Mevlâna ve İkbal, İslâm aleminde kendi çağlarının buhranlı dönemlerinde yaşamışlardır. Mevlâna XIII. asırda Moğol istilasının İslâm aleminde meydana getirdiği siyasi, iktisadi ve ictimai buhranlar döneminde yaşamış, bütün bunlara rağmen ümitsizliğe kapılmadan her türlü zulme karşı direnerek fikirlerini anlatmaktan insanların benliklerine sahip çıkmalarını telkin etmekten hiç bir zaman yılmamış bir mürşiddir İkbal de XX.. yy.’ın başlarında İslâm dünyasının batının siyasi, ekonomik ve kültürel hakimiyetinden kurtulma yolarını aramış, insanların sömürülmüşlük ve ezilmişlik psikolojisinden kurtulmaları için daima mücadele etmek gerektiğini yazı ve şiirleriyle devamlı dile getirmiş, bu yolda ömrü boyunca çaba harcamış bir mütefekkirdir.

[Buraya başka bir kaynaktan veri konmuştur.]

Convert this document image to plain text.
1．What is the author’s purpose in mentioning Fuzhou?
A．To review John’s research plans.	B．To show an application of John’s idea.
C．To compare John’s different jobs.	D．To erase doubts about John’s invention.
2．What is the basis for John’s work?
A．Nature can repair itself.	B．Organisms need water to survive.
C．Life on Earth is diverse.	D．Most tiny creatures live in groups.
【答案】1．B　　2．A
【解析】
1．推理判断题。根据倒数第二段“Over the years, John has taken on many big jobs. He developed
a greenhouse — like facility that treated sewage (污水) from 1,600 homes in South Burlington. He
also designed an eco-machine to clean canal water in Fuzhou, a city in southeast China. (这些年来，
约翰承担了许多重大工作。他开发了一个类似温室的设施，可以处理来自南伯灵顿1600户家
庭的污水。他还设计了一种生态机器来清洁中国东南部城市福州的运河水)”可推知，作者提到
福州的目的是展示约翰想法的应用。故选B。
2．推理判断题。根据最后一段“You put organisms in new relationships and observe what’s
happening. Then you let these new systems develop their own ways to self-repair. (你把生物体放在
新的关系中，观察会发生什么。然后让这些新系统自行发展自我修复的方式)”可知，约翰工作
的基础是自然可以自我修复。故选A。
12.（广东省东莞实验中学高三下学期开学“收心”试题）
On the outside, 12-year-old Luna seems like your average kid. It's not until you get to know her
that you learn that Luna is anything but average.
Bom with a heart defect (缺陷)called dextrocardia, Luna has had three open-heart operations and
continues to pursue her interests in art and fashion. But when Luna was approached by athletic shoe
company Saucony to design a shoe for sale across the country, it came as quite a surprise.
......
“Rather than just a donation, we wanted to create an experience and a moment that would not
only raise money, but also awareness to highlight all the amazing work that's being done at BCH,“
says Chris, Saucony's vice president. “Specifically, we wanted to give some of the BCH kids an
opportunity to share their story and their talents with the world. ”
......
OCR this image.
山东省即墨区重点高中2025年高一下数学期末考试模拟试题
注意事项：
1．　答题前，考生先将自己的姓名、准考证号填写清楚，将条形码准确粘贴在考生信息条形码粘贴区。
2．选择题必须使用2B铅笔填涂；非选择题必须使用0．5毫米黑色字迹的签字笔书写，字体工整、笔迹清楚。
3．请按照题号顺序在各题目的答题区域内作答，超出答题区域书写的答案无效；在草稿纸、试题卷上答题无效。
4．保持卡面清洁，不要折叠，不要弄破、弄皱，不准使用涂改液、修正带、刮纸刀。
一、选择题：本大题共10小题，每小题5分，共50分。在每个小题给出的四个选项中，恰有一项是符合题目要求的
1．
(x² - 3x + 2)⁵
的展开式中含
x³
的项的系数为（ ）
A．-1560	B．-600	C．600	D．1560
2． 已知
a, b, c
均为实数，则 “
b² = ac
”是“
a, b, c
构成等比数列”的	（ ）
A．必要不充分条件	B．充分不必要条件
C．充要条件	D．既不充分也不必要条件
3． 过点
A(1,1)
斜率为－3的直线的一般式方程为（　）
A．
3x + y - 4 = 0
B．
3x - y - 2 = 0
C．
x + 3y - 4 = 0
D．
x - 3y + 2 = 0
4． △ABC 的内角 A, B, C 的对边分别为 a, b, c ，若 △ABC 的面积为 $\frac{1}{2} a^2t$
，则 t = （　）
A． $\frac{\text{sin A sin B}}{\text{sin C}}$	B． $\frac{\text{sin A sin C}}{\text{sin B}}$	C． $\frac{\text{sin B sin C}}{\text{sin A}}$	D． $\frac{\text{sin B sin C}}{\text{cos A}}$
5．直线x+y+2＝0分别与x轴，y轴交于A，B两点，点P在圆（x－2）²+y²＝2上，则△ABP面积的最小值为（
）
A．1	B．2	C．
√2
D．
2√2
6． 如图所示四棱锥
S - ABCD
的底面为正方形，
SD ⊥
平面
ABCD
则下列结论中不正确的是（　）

İkbal’in eserlerinden bir kısmını okumak fırsatı bulan Mehmet Akif “O, çağımızın Mevlâna’sıdır” diyerek hayranlığını dile getirmiştir.
ilk Farsça eseri “Esrar-ı Hodi’yi, manen Mevlâna’nın tavsiyesi üzerine yazdığını belirtmektedir:
“Yaratılış, Hakk ile yoğrulan pir (Mevlâna) bana göründü.
O pir ki Fars dili ile Kur’an yazmıştı.
Ey aşıkların divanesi, dedi, saf aşk şarabından bir yudum iç.
Bağırlarında kıyametler kopar, başa şişe, göze neşter vur.
Ne zamana kadar gonca gibi susacaksın kokunu gül gibi ucuz dağıt”.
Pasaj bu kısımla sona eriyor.